One early section sees you riding an energetic pig through a valley–an everyday task for many, I’m sure, apart from the fact that the pig can be altered before you start. Give it four eyes, a Santa Claus beard, and an oversized crown of gold and gems, or simply give it fangs. A hedonist pig… a vamporker… nothing is out of bounds. Remember that you’re not just the protagonist; you’re the god of this world, and a pig will look how you want it to look. Your all-powerful status extends to gameplay that makes full and excellent use of the Vita’s unique features. Many past Vita games have failed to implement the handheld’s touch capabilities and tilt functions in any meaningful way. Thankfully, Tearaway never feels gimmicky or anything less than an excellent example of incorporated design.
Miracle of science: water made from paper.
Like the visuals, the touch and tilt controls only serve to more thoroughly break down the barriers between our world and that of our handicraft hero. Tapping on the rear touchpad allows you to poke virtual fingers through certain parts of the world, which is great for dispatching enemies and moving obstacles too large for Iota and Atoi to move with their flimsy paper-thin bodies. The front screen can be used to pull parts of the scenery apart in a bid to unlock hidden areas or unroll paper to create bridges across gaps and over obstacles, while specific enemy types also require front screen interaction for you to to finish them off completely. Both front and rear cameras are used regularly to distinguish your world from that of other Tearaway players, while the gyroscopic tilt functions are reserved for slightly (very slightly) more challenging sequences later in the game.

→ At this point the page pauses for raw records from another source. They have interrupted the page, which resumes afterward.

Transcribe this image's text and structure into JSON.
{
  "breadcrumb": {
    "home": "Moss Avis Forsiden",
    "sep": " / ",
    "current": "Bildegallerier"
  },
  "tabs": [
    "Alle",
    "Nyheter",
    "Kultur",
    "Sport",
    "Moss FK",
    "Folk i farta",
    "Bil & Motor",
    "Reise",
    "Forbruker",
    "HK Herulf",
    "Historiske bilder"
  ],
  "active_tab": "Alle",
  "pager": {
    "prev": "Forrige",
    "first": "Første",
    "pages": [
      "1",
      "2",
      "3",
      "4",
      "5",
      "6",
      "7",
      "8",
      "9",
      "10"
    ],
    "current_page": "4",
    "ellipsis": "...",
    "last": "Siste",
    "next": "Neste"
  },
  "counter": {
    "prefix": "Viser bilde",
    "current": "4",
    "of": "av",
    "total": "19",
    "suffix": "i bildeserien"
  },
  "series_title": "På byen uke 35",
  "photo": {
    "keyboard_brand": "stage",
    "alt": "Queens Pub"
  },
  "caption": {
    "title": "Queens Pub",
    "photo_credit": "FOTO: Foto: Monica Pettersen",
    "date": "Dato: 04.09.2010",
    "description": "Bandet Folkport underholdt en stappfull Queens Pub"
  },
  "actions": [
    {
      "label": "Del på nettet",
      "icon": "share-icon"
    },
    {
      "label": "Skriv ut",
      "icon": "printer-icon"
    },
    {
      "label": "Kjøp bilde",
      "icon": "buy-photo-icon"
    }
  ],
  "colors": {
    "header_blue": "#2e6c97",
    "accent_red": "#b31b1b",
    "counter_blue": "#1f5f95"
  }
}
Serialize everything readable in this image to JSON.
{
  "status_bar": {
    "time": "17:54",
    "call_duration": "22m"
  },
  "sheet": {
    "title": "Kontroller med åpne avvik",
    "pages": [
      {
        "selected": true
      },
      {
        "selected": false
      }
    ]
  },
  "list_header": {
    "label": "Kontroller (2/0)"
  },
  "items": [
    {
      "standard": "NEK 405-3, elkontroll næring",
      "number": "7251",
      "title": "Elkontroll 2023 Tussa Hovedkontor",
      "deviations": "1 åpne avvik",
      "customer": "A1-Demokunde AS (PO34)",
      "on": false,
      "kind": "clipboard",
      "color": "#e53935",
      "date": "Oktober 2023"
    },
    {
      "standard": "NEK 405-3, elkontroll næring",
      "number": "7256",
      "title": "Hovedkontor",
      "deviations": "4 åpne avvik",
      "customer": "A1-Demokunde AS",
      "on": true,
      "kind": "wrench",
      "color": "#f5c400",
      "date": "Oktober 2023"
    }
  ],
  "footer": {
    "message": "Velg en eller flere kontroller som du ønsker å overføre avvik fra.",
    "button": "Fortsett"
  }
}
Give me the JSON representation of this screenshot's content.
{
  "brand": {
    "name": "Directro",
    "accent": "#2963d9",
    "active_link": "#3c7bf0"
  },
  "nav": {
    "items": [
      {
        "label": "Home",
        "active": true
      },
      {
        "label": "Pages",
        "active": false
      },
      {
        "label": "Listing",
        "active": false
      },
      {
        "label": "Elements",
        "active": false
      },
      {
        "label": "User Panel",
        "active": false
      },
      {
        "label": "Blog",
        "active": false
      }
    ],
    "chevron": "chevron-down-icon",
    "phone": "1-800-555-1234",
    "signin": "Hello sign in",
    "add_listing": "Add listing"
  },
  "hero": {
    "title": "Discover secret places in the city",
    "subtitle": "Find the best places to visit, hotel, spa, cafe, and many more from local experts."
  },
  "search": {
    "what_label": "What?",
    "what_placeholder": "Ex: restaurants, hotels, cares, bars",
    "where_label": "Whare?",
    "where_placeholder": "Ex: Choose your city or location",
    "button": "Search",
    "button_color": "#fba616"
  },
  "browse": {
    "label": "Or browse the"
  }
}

Every form of interaction is executed with skill and expert pacing, and never does one element outstay its welcome or feel as though it takes away from the onscreen action. The mere fact that the controls feel normal is evidence enough that, when done right, each and every one of the Vita’s features can be used in tandem and as a means to elevate gameplay. The traditional input combination of buttons and sticks allow for a set of basic and intuitive movements and actions. There’s nothing here that rocks the 3D platformer boat, with jump, roll, pick up, and throw all present and accounted for. It’s impossible to be cynical about the limited range of motions, however, given the overwhelming cute factor exuded by the aesthetic and the touch controls.
Mr Rosy Cheeks One Tooth.
It’s easier to be cynical about other aspects, though. While Tearaway’s levels are the ideal length for a handheld game (none take longer than 15 to 20 minutes), there are simply not enough of them to keep you entertained for long. A couple of extended play sessions is enough to finish a complete playthrough. Hunting out all of the hidden collectibles and photographing points of interest give you reasons to return, but there’s nothing on offer that is especially taxing, and you will probably find the vast majority of items with relative ease.
Tearaway’s most lasting feature is not within the game itself, but through the inclusion of printable blueprints. Through standard progression and by taking photographs of certain objects, you earn blueprints that allow you to create your own origami editions of your favourite elements from within the game. Be warned, though, that even when you follow the instructions, some of these are incredibly tricky propositions, but if you’ve got the patience, it’s worth the effort to take the theme of connecting worlds to that next step. The fact that it’s so tempting to spend time creating these paper models is a testament to how appealing and attractive Tearaway is. It’s just a shame that one of the Vita’s best experiences feels as long as a piece of paper is thick.